Focus groups in Oregon expressed emotions about buying coverage that included “skepticism” and “frustration,” and some individuals and small businesses used “black hole” and other less-kind terms to refer to insurance, brand design firm Sandstrom Partners told the Oregon Health Insurance Exchange in a presentation made available by the exchange.

The word exchange “raises some suspicions of loopholes and fine print” and “implies current coverage may needed to be traded for something else,” wrote communications company GMMB in a presentation to the Washington State Health Benefit Exchange. Part of the problem, GMMB said, was that the word was “perceived as a verb and unfamiliar as a noun” and reminded people of the New York Stock Exchange or military exchange stores.

Washington state is leaning toward calling its program Washington HealthLink, as long as it doesn’t conflict with existing trademarks, and plans to use green and blue in its logo design because the colors are considered to be reassuring, said Michael Marchand, the state’s exchange director. The exchange’s board of directors will make the final decision on the name, he said.

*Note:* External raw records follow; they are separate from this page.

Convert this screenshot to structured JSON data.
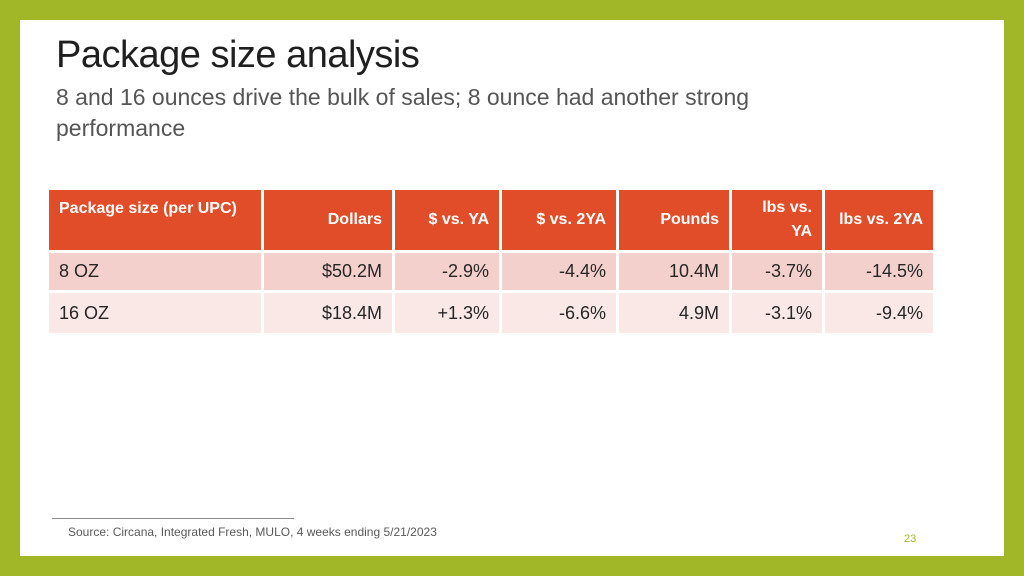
{
  "slide": {
    "title": "Package size analysis",
    "subtitle": "8 and 16 ounces drive the bulk of sales; 8 ounce had another strong performance",
    "source": "Source: Circana, Integrated Fresh, MULO, 4 weeks ending 5/21/2023",
    "page_number": "23"
  },
  "colors": {
    "frame": "#a2b728",
    "header": "#e14d28",
    "row_odd": "#f4d0cd",
    "row_even": "#fae8e7"
  },
  "table": {
    "headers": [
      "Package size (per UPC)",
      "Dollars",
      "$ vs. YA",
      "$ vs. 2YA",
      "Pounds",
      "lbs vs. YA",
      "lbs vs. 2YA"
    ],
    "rows": [
      [
        "8 OZ",
        "$50.2M",
        "-2.9%",
        "-4.4%",
        "10.4M",
        "-3.7%",
        "-14.5%"
      ],
      [
        "16 OZ",
        "$18.4M",
        "+1.3%",
        "-6.6%",
        "4.9M",
        "-3.1%",
        "-9.4%"
      ]
    ]
  }
}
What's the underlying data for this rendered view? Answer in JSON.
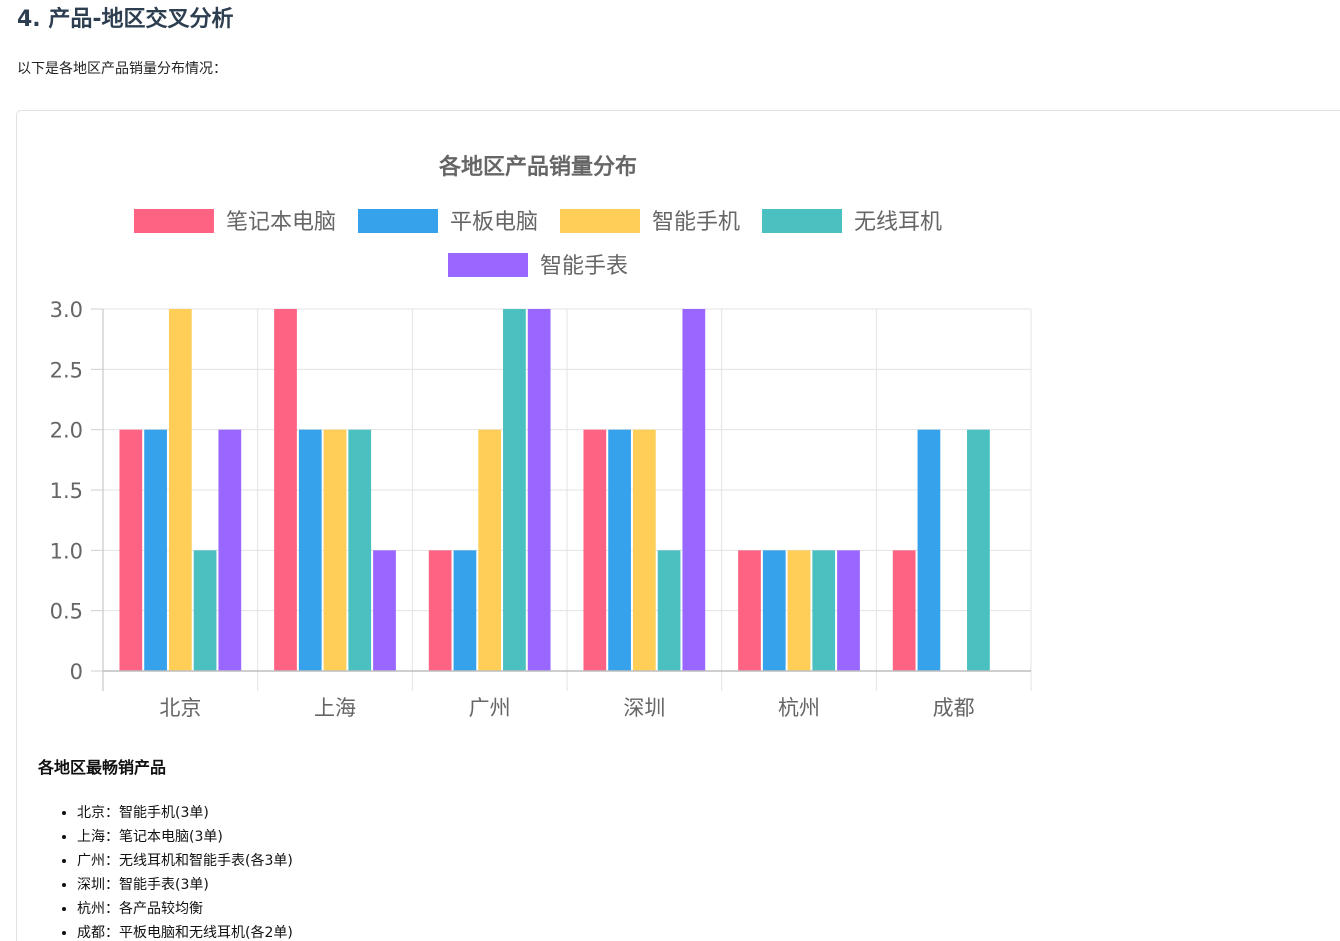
{
  "section": {
    "title": "4. 产品-地区交叉分析",
    "intro": "以下是各地区产品销量分布情况："
  },
  "chart_data": {
    "type": "bar",
    "title": "各地区产品销量分布",
    "categories": [
      "北京",
      "上海",
      "广州",
      "深圳",
      "杭州",
      "成都"
    ],
    "series": [
      {
        "name": "笔记本电脑",
        "color": "#ff6384",
        "values": [
          2,
          3,
          1,
          2,
          1,
          1
        ]
      },
      {
        "name": "平板电脑",
        "color": "#36a2eb",
        "values": [
          2,
          2,
          1,
          2,
          1,
          2
        ]
      },
      {
        "name": "智能手机",
        "color": "#ffce56",
        "values": [
          3,
          2,
          2,
          2,
          1,
          0
        ]
      },
      {
        "name": "无线耳机",
        "color": "#4bc0c0",
        "values": [
          1,
          2,
          3,
          1,
          1,
          2
        ]
      },
      {
        "name": "智能手表",
        "color": "#9966ff",
        "values": [
          2,
          1,
          3,
          3,
          1,
          0
        ]
      }
    ],
    "ylim": [
      0,
      3
    ],
    "y_ticks": [
      "0",
      "0.5",
      "1.0",
      "1.5",
      "2.0",
      "2.5",
      "3.0"
    ],
    "y_tick_values": [
      0,
      0.5,
      1,
      1.5,
      2,
      2.5,
      3
    ],
    "legend_position": "top",
    "grid": true
  },
  "best_sellers": {
    "title": "各地区最畅销产品",
    "items": [
      "北京：智能手机(3单)",
      "上海：笔记本电脑(3单)",
      "广州：无线耳机和智能手表(各3单)",
      "深圳：智能手表(3单)",
      "杭州：各产品较均衡",
      "成都：平板电脑和无线耳机(各2单)"
    ]
  }
}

Focus group participants had also been asked to consider HealthChoice but it “makes some wonder if Washington State is making the choice for them,” consultants and the exchange board concluded.

The Wall Street Journal article from which these excerpts are culled goes on to detail other stories of states trying to brand government-created “marketplaces” as something other than a first big step to government-run health care, but you get the point.

No matter what you call an ObamaCare exchange, it’s still an entry point for socialized medicine.

August 8th, 2012 at 7:32 pm
President’s ObamaCare Deception

Politico reports that in a campaign speech in Colorado today President Barack Obama framed his Patient Protection and Affordable Care Act (aka ObamaCare) this way:

“Let me tell you something, Denver, I don’t think your boss should get to control the health care that you get,” Obama told the crowd at a campaign stop in Colorado. “I don’t think insurance companies should control the care that you get. I don’t think politicians should control the care that you get. I think there’s one person to make these decisions on health care and that is you.”

What the President neglected to mention is that instead of employers, insurance companies, and politicians – and despite his comments about individuals – the constituency he really favors making health care decisions is the federal bureaucracy.

ObamaCare’s Medicaid expansion is intended to capture millions of Americans newly eligible for government coverage that will be – at least initially – cheaper than their current private provider.  The state-based, but federally-directed, health care exchanges are really just Trojan horse structures allowing HHS to seize control of the states’ traditional role in regulating health insurance whenever a state defies a federal prerogative.

And let’s not forget that the Independent Payment Advisory Board is empowered to act as a backdoor ration board, setting price caps on medical reimbursements that will distort the market and cause shortages.  In socialized systems like Britain and Canada long waiting times are the norm, as are denials of procedures in favor of pain management.

All of these elements – Medicaid expansion, federally managed health exchanges, and IPAB – empower one group: unelected, unaccountable bureaucrats.  To claim as the President does that private individuals will be the ones calling the shots on health care decisions is either foolish or deceptive, and I don’t think the man is lacking in smarts.